1. What Chamath predicted (Aug 2023)
He argued that Nvidia’s huge AI success would motivate and accelerate competition (custom hyperscaler chips, Tesla Dojo, alternatives like RISC‑V, etc.), and that once “priced in,” this would decay Nvidia’s margin and upside over time (i.e., meaningfully erode its profit margins and reduce upside earnings growth relative to what 2023 results implied).

2. Nvidia’s margins & earnings through 2025
Public filings and coverage for FY2024–FY2025 show:

  • Nvidia’s data center revenue and earnings have exploded since 2023, and its overall gross margin has expanded, not contracted, through 2024–2025 as high‑end AI accelerators (H100, B100, etc.) have enjoyed extreme pricing power.
  • For example, Nvidia reported very high gross margins in 2024 and 2025 on the back of AI GPU demand; commentary from analysts repeatedly notes sustained or improving margins, not a material erosion attributable to competitors during this period.

So far, Nvidia’s profitability has remained exceptionally strong; any future erosion implied by the prediction has not clearly manifested yet, at least not in the financial statements up to late 2025.

3. Competitive entry is clearly accelerating

  • Hyperscalers (Google TPU, AWS Trainium/Inferentia, Microsoft custom AI chips, Meta in‑house accelerators) have all ramped custom silicon programs and begun wider deployment in 2024–2025, widely reported as part of a strategy to reduce dependence on Nvidia and control AI infrastructure costs.
  • AMD’s MI300 series and successors, plus other accelerator vendors, are being positioned as alternative AI compute platforms.
  • Tesla continues to invest in Dojo as a custom training supercomputer for autonomy and related AI workloads.

This confirms the first part of the thesis: competitive entry is indeed accelerating.
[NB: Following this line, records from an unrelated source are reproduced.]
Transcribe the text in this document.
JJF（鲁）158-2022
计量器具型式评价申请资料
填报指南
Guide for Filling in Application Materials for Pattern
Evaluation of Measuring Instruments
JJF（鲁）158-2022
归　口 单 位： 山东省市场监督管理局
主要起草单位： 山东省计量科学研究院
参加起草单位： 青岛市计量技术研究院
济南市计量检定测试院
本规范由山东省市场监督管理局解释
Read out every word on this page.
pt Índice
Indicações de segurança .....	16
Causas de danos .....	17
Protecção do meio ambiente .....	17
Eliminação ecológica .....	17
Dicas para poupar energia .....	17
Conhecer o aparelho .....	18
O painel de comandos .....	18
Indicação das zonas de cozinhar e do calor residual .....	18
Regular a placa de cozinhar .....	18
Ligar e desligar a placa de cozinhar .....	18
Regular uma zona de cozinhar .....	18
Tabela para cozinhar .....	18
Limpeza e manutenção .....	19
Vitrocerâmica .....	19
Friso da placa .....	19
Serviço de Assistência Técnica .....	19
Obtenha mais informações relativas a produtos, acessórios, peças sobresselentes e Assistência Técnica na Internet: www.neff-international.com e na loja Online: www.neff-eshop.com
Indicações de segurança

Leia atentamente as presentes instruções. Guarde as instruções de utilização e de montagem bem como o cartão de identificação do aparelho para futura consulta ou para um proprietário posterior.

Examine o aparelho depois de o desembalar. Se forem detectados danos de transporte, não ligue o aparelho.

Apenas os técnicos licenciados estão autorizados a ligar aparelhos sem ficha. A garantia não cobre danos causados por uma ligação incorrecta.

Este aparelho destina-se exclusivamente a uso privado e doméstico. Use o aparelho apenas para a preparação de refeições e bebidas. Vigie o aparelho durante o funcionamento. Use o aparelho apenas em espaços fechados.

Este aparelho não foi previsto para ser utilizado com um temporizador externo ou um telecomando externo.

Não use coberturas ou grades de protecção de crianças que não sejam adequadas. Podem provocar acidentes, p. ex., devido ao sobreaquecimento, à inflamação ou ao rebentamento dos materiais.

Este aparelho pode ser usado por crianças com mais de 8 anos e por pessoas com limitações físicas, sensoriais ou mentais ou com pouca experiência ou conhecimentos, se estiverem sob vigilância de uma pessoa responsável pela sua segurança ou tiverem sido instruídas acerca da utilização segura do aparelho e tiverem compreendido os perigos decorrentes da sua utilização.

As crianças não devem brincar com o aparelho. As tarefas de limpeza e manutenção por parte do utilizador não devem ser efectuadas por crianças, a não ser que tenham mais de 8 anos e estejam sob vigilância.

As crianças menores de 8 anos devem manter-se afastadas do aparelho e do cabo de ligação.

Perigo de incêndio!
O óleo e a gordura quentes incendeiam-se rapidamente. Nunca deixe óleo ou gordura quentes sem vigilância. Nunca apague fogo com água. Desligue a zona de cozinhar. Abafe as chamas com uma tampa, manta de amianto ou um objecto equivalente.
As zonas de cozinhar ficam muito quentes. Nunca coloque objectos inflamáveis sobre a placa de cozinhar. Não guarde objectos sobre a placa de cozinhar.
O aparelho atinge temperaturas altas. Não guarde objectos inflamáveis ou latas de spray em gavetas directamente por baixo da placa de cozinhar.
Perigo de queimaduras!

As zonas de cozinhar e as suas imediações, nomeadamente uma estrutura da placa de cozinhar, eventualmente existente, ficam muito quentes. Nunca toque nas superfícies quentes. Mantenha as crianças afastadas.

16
4. But the outcome (margin/earnings erosion) is not yet observable
Chamath’s core, falsifiable claim is not just that competition appears, but that it will materially decay Nvidia’s margins and upside earnings growth compared to what its 2023 boom implied, over several years.

As of late 2025:

  • Nvidia still commands a dominant market share in high‑end AI accelerators and continues to post extraordinary revenue and profit growth.
  • Any longer‑term impact from hyperscaler in‑house chips, AMD/Intel competition, or alternative architectures on Nvidia’s pricing power and structural margins is speculative; financial results so far do not yet show the clear margin compression his comment envisioned.
  • Since his timeline runs out to roughly 2026–2027, the most decisive test period has not fully occurred yet.

Because:

  1. The competitive dynamics he anticipated are emerging (supporting his intuition), but
  2. Nvidia’s margins and upside earnings have not yet clearly decayed in the way the prediction ultimately asserts, and
  3. The explicit time frame ("over the next several years" out to ~2026–2027) has not elapsed,

we cannot fairly label the prediction as right or wrong as of 30 Nov 2025.

Conclusion
The prediction’s evaluation window is still open, and the key outcome (sustained, material erosion of Nvidia’s profit margins and upside earnings growth due to competition) has not yet clearly occurred or been refuted in the financial data. Therefore the correct status today is "inconclusive (too early)".